The University of Hawaii is giving us an object lesson on money-walking and BS-talking as we plant tongue in cheek and "flASHback" on the week’s news that amused and confused:
» UH athletic director Jim Donovan was cleared of wrongdoing for losing $200,000 in the Stevie Wonder concert scam and then given a cushy new $200,000-a-year job. If he’d known that’s how it works, he would have lost $400,000.
» UH-Manoa Chancellor Tom Apple described Donovan’s job transfer from the athletic department to the academic side as a "compromise." Right, a compromise between a whitewash and a cover-up.
» Apple, newly hired by UH for $439,008 a year, outlined the deal at a news conference described in the media as "bizarre," "bewildering" and "puzzling." This leadership gives new meaning to the old faculty joke: What do you call an administrator with half a brain? Gifted.

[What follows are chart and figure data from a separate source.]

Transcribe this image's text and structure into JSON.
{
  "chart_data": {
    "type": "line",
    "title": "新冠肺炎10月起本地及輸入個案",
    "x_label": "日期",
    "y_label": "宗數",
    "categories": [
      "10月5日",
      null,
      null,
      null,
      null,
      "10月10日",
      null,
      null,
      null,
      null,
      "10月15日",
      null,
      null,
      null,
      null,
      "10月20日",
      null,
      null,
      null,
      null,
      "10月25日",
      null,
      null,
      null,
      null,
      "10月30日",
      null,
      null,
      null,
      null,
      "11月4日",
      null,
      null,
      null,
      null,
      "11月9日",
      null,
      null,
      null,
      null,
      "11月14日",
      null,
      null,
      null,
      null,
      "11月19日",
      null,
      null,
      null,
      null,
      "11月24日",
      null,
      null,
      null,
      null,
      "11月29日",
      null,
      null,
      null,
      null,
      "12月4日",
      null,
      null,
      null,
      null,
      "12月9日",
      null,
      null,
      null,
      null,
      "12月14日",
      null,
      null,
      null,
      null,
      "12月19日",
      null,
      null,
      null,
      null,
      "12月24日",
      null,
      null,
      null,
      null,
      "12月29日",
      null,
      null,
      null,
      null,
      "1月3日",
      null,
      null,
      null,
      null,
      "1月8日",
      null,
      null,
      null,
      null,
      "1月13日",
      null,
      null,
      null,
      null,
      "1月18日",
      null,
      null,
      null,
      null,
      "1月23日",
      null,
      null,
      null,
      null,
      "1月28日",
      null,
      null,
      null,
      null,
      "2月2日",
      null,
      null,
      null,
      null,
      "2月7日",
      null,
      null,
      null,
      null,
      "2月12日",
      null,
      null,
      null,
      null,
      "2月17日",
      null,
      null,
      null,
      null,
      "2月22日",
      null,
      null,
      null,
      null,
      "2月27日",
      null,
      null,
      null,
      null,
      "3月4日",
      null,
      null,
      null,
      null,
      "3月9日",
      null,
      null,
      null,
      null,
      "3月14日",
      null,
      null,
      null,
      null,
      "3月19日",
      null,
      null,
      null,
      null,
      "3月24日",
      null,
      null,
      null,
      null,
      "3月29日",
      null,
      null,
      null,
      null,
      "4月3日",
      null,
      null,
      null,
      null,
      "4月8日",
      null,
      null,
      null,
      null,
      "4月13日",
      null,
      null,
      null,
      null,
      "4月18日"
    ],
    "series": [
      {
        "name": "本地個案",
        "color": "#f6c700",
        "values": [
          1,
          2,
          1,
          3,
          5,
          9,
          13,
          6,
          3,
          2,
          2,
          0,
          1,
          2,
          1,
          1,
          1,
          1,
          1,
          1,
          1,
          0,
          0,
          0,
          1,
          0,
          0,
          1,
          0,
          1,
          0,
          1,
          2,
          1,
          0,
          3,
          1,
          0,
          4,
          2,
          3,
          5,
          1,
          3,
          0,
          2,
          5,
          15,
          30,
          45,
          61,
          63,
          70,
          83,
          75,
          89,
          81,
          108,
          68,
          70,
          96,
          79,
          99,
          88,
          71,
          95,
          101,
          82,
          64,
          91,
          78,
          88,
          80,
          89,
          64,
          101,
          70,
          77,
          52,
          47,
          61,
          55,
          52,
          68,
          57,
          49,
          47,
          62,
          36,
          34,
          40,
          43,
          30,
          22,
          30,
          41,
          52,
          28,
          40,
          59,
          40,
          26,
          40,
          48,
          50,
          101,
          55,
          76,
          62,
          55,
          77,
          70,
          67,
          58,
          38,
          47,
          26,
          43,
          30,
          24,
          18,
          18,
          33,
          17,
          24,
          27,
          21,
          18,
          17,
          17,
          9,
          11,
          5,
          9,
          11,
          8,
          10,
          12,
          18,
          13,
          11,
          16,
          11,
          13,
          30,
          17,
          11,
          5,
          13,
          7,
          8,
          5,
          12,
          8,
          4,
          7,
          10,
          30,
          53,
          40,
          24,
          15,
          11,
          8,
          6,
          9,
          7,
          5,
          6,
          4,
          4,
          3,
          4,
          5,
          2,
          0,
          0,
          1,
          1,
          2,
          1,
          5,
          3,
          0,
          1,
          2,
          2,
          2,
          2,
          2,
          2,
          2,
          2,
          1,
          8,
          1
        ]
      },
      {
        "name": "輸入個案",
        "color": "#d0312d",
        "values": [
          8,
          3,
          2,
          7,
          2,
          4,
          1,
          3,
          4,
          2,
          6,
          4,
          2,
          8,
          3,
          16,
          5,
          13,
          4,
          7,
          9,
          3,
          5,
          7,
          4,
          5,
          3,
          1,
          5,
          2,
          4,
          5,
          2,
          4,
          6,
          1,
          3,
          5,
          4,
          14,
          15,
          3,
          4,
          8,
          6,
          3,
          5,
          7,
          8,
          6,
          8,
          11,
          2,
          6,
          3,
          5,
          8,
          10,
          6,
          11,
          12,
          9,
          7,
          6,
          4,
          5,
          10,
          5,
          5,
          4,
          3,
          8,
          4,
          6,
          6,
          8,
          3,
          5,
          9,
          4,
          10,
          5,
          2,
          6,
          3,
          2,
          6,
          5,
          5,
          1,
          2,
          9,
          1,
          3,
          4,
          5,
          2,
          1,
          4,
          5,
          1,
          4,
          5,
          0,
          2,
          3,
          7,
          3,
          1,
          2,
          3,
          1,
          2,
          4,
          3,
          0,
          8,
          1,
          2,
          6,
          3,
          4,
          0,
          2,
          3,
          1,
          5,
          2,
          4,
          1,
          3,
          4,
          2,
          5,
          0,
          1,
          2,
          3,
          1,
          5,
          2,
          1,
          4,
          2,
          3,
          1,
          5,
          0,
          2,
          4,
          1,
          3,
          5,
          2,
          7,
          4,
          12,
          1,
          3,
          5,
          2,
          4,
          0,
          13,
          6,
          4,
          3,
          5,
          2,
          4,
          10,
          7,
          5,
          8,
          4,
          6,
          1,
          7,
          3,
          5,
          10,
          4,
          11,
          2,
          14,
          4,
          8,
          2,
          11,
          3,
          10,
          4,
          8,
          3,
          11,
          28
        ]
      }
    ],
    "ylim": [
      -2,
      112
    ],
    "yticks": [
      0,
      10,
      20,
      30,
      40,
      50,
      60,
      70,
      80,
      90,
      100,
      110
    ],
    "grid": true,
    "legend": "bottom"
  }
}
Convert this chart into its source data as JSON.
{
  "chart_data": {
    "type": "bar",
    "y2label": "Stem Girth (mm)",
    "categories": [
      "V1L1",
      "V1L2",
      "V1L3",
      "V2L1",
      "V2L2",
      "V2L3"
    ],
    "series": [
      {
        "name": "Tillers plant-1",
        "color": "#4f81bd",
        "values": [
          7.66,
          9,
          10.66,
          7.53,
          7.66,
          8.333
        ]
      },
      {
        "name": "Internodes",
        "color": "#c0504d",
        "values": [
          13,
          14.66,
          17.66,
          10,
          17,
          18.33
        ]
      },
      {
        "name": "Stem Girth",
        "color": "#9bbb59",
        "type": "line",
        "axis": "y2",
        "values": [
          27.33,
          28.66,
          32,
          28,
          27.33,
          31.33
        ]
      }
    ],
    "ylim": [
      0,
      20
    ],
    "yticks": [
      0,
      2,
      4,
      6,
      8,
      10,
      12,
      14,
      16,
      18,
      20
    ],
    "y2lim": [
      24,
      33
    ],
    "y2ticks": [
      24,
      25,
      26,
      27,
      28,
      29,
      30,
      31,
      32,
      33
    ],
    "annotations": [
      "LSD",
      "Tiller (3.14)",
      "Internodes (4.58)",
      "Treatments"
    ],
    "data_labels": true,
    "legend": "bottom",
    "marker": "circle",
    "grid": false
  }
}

» UH President M.R.C. Greenwood, who promised accountability for the lost concert money, was nowhere to be seen as the week’s turmoil played out. She sets the tone for failure and lets others work out the details of rewarding it.
» In political news, state elections chief Scott Nago said primary election blunders by Hawaii County Clerk Jamae Kawauchi undermined public confidence in our electoral system. It’s usually the candidates who get credit for that.
» Voter turnout in the primary was down to a dismal 42.3 percent, and nearly half who participated voted absentee. The 21st-century electorate is divided between permanent absentees and the permanently absent.
» Tulsi Gabbard quit the City Council to focus on her campaign for Congress, leaving a dozen primary losers, former lawmakers and Carlisle administration refugees eyeing the seat in a November special election. It’s like an early Thanksgiving feed for the politically indigent.
» Some supporters of the $5.26 billion rail project worry Gabbard’s departure could temporarily leave the Council a vote short to move the plan along. Chairman Ernie Martin won’t know for sure until he counts his rubber stamps.
» Martin removed Councilman Tom Berg from two committees after his verbal dust-up with Transportation Chairman Breene Harimoto that resulted in police being called. A smart mom would have settled it by giving Berg a pacifier and Harimoto a bigger rattle.
» Another Statehood Day passed with a muted official observance. We remain in a state of confusion about whether we want to be one.
And the quote of the week … from Tom Apple on Jim Donovan’s job shift out of athletics: "Both Jim and I feel that it’s time to move forward in new areas. What more does Jim have to accomplish as athletic director?" Hmmmm, a winning football team? A basketball team whose players don’t flee the jurisdiction? Booking the Rolling Stones?